Séoul, en effet, est une ville immense, où les habitants sont inconnus les uns aux autres, et où personne, à moins de motifs particuliers, ne s’occupe de rechercher la condition et la qualité de ses voisins. Il était donc plus facile au prêtre d’aller s’y cacher, à quelques pas du palais royal et presque sous la griffe même des satellites, que de se retirer dans un petit village isolé où sa sûreté personnelle aurait dépendu de la discrétion d’une foule de gens qui l’auraient eu bientôt connu. Son audace n’était donc que de la prudence.
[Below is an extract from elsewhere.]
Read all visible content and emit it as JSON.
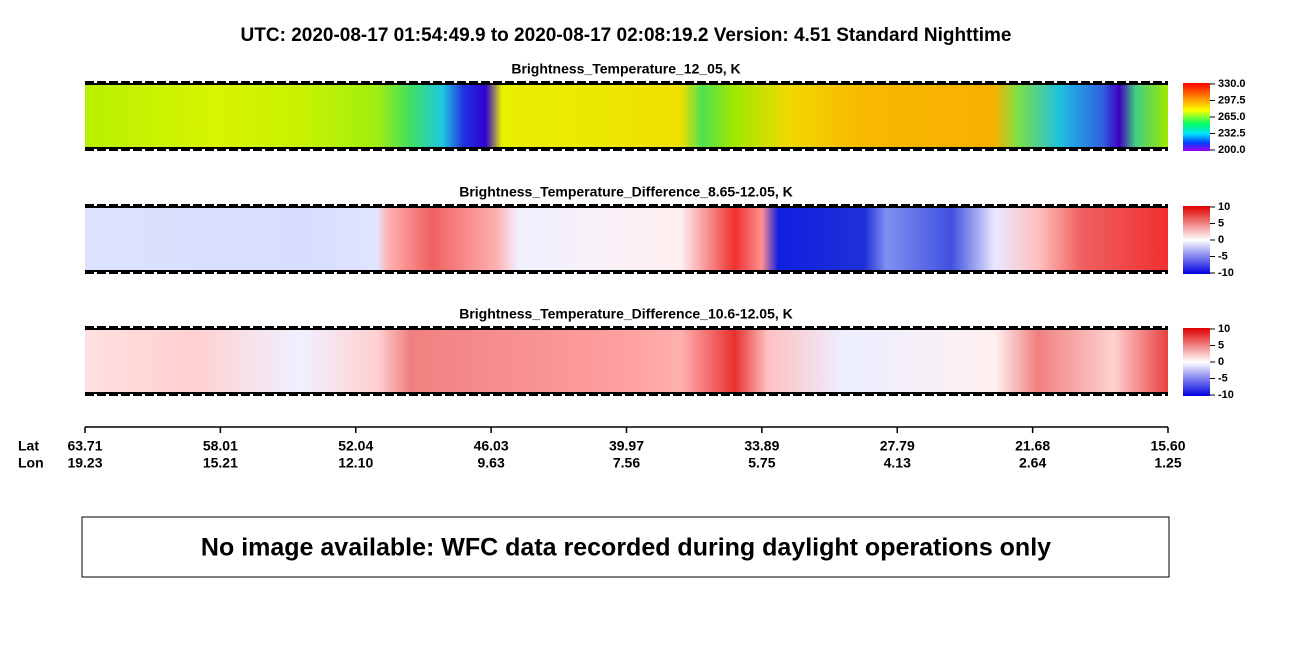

Une maison avait été préparée à l’avance pour le bon prêtre, dont le courage et le zèle ravissaient d’admiration tous les chrétiens. Sa présence réconforta le petit troupeau à tel point, que, bravant tous les dangers, une multitude de néophytes s’approchèrent des sacrements. Heureux de posséder un prêtre au milieu d’eux, afin de jouir du bienfait de son ministère, ils oublièrent même les précautions que la prudence conseillait. Le P. Tsiou, afin d’être plus utile aux ignorants comme aux savants, se mit avec ardeur à l’étude du coréen, qui est la seule langue connue du peuple et, au bout de trois mois, il pouvait déjà confesser et prêcher suffisamment bien.

Le jour de Pâques 1795 fut un jour de joie bien vive pour les néophytes. Le P. Jacques avait revêtu son plus bel ornement, et, sur un bien modeste autel sans doute, il offrit le saint sacrifice en présence des principaux chrétiens. Pour la première fois, le sang très pur de Jésus-Christ était offert sur cette terre infidèle !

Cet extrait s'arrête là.